If the BCP were a classic car, it would be an old, well-loved 1957 Chevy that my grandfather gave to my dad who then gave it to me...teaching all of us along the way how to care for it, tune it and find parts for it to keep it running. I can feel that, even though I am not (nor is my Dad) a "car guy."
It is that song on the radio that triggers memories of your youth. You know the words and your heart fills with remembrances of emotions and experiences that only serve to accentuate the current moment. It is something that makes the past real while at the same time working to transform the present into a hint, a foretaste, of what may come to be in the days and years ahead.
As a priest, I have only served under one version of the BCP. The previous iteration (1928) was the one I was baptized into the Body of Christ with as an infant...and I have brief memories of the studies and probationary liturgies in the early seventies that would eventually coalesce into the current prayer book. Still, I have been pastor to several people who call even the 1928 revision the "new" prayer book.
This tradition is old, and yet it is always renewing itself, and the Church, as each new generation claims it and the works to reform it into its own gift for those who will follow....
In the church I serve now, the original prayer book given to us around the time of the award of our charter (1774) by the society that supported our application to King George III still rests in our nave beneath glass.
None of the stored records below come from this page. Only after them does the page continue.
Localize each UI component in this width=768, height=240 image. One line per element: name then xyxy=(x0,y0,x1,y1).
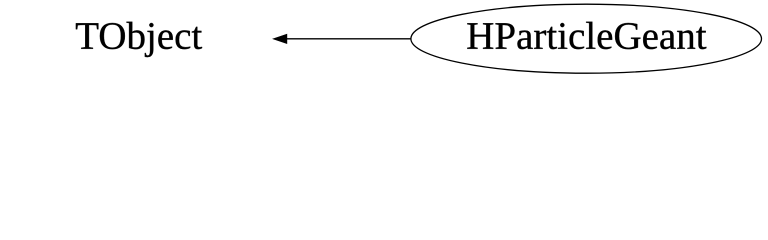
class label TObject xyxy=(76,22,202,57)
inheritance arrow wire xyxy=(286,38,412,40)
arrowhead xyxy=(273,34,287,43)
class label HParticleGeant xyxy=(467,22,706,49)
class ellipse HParticleGeant xyxy=(411,4,762,73)
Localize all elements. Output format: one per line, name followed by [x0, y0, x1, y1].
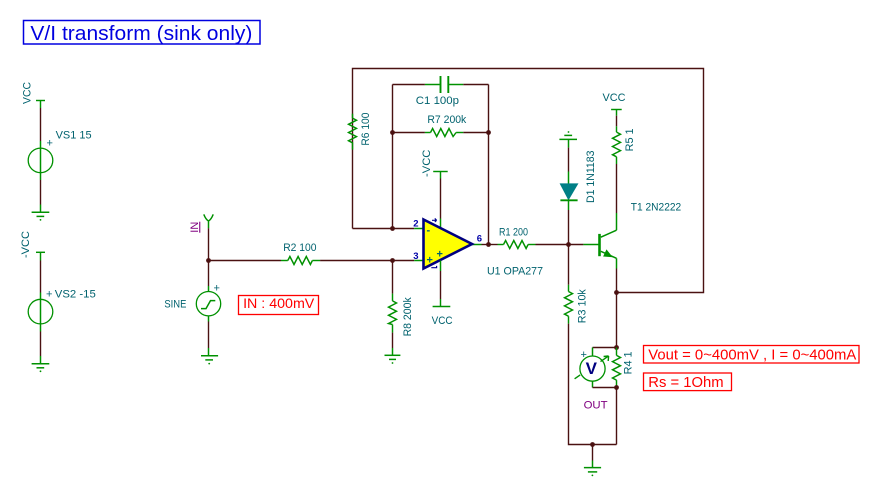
svg-text:+: + — [427, 255, 433, 267]
wire collector — [616, 164, 618, 213]
svg-text:+: + — [47, 138, 53, 150]
wire C1/R7 left vertical — [392, 85, 394, 229]
wire — [320, 260, 392, 262]
wire -VCC to op-amp — [440, 179, 442, 219]
terminal IN — [189, 214, 213, 232]
wire output row — [482, 244, 498, 246]
wire — [392, 333, 394, 348]
wire — [616, 293, 618, 348]
power tap -VCC (VS2) — [20, 231, 45, 261]
wire — [208, 228, 210, 260]
resistor R8 — [389, 261, 415, 337]
ground (VS2) — [32, 356, 50, 372]
svg-text:R7 200k: R7 200k — [427, 114, 466, 126]
capacitor C1 — [416, 76, 464, 107]
voltage source VS2 — [28, 288, 96, 331]
node junction emitter — [614, 290, 619, 295]
resistor R5 — [613, 126, 637, 164]
resistor R1 — [498, 227, 536, 249]
wire down — [616, 388, 618, 445]
wire emitter down — [616, 269, 618, 293]
wire pin3 stub — [393, 260, 415, 262]
svg-text:R6 100: R6 100 — [360, 113, 372, 146]
node junction R4 top — [614, 345, 619, 350]
svg-text:6: 6 — [477, 234, 482, 245]
svg-text:V: V — [586, 359, 598, 378]
wire — [536, 244, 584, 246]
power tap VCC (VS1) — [21, 82, 45, 108]
node junction — [206, 258, 211, 263]
wire right vertical to output — [488, 85, 490, 245]
node junction R7 right — [486, 130, 491, 135]
wire — [616, 116, 618, 127]
ground (VS1) — [32, 205, 50, 221]
node junction output pin6 — [486, 242, 491, 247]
source SINE — [164, 283, 220, 322]
node junction pin2 — [390, 226, 395, 231]
svg-text:IN : 400mV: IN : 400mV — [243, 295, 315, 311]
wire — [208, 322, 210, 349]
title block — [24, 21, 261, 46]
node junction R7 left — [390, 130, 395, 135]
node junction pin3 — [390, 258, 395, 263]
wire meter top — [593, 347, 617, 349]
svg-text:VS2 -15: VS2 -15 — [55, 288, 96, 300]
svg-text:R4 1: R4 1 — [623, 351, 635, 374]
svg-text:VS1 15: VS1 15 — [56, 129, 92, 141]
svg-text:+: + — [46, 288, 52, 300]
svg-text:R3 10k: R3 10k — [576, 289, 588, 323]
svg-text:R2 100: R2 100 — [283, 242, 316, 254]
svg-text:IN: IN — [189, 222, 201, 233]
node junction R4 bottom — [614, 385, 619, 390]
svg-text:+: + — [214, 283, 220, 295]
wire — [40, 108, 42, 141]
node junction D1/R3 — [566, 242, 571, 247]
svg-text:+: + — [581, 349, 587, 361]
ground (SINE) — [201, 348, 218, 365]
wire top rail — [353, 69, 704, 293]
power tap VCC (R5) — [603, 92, 626, 116]
voltage source VS1 — [28, 129, 91, 180]
annotation Vout — [644, 346, 860, 364]
wire R3 down to bottom row — [569, 324, 617, 445]
diode D1 — [560, 151, 596, 211]
wire — [208, 261, 210, 287]
svg-text:VCC: VCC — [21, 82, 33, 104]
voltmeter OUT — [575, 348, 609, 412]
svg-text:3: 3 — [413, 251, 418, 262]
svg-text:V/I transform (sink only): V/I transform (sink only) — [30, 23, 252, 45]
resistor R6 — [349, 113, 373, 150]
wire pin2 row — [353, 228, 415, 230]
svg-text:VCC: VCC — [432, 315, 453, 327]
svg-text:R8 200k: R8 200k — [402, 297, 414, 337]
svg-text:C1 100p: C1 100p — [416, 95, 459, 107]
resistor R2 — [281, 242, 320, 265]
node junction bottom — [590, 442, 595, 447]
wire — [568, 245, 570, 285]
svg-text:R1 200: R1 200 — [499, 227, 528, 239]
transistor T1 — [583, 201, 681, 268]
wire C1 row — [393, 84, 425, 86]
wire — [463, 84, 488, 86]
svg-text:-: - — [427, 225, 431, 237]
op-amp U1 leads — [414, 228, 423, 230]
resistor R7 — [425, 114, 467, 137]
svg-text:2: 2 — [413, 219, 418, 230]
ground (bottom) — [584, 461, 601, 477]
svg-text:U1 OPA277: U1 OPA277 — [487, 266, 543, 278]
ground (R8) — [385, 348, 401, 364]
svg-text:R5 1: R5 1 — [624, 128, 636, 151]
wire meter bottom — [593, 387, 617, 389]
svg-text:-VCC: -VCC — [20, 231, 32, 258]
wire — [40, 332, 42, 357]
wire op-amp to VCC tap — [440, 261, 442, 272]
svg-text:SINE: SINE — [164, 299, 186, 311]
power tap VCC (op-amp) — [432, 299, 453, 327]
svg-text:T1 2N2222: T1 2N2222 — [631, 201, 681, 213]
svg-text:OUT: OUT — [584, 400, 608, 412]
wire ground stem — [592, 445, 594, 461]
wire R7 row left — [393, 132, 425, 134]
op-amp U1 body — [413, 218, 543, 277]
annotation Rs — [644, 373, 732, 391]
wire — [568, 148, 570, 172]
wire — [568, 210, 570, 245]
svg-text:-VCC: -VCC — [421, 150, 433, 177]
resistor R3 — [565, 285, 589, 324]
annotation IN : 400mV — [239, 295, 319, 315]
svg-text:VCC: VCC — [603, 92, 626, 104]
power tap -VCC (op-amp) — [421, 150, 448, 179]
svg-text:Rs = 1Ohm: Rs = 1Ohm — [648, 374, 723, 391]
ground flipped (D1 top) — [559, 131, 577, 148]
wire — [209, 260, 282, 262]
svg-text:+: + — [437, 249, 443, 261]
wire — [40, 180, 42, 205]
wire — [40, 261, 42, 293]
resistor R4 — [613, 348, 635, 388]
svg-text:Vout = 0~400mV , I = 0~400mA: Vout = 0~400mV , I = 0~400mA — [648, 347, 856, 364]
wire R7 row right — [463, 132, 488, 134]
svg-text:D1 1N1183: D1 1N1183 — [585, 151, 597, 204]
It was a singular gift to a small country church, surviving the passage over the Atlantic from England to the colonies, then on horseback and by cart to Spotswood...and now 280 some years later after it was bound in a book bindery in London by some forgotten publisher, it continues to serve as a signpost on our journey to, and with, God. Our prayers have echoed for generation in a common tongue, giving light and consolation to countless throngs of people seeking a way to worship and serve Christ in a tradition that is deeply rooted in a catholic faith that is always being reformed and renewed by the Holy Spirit.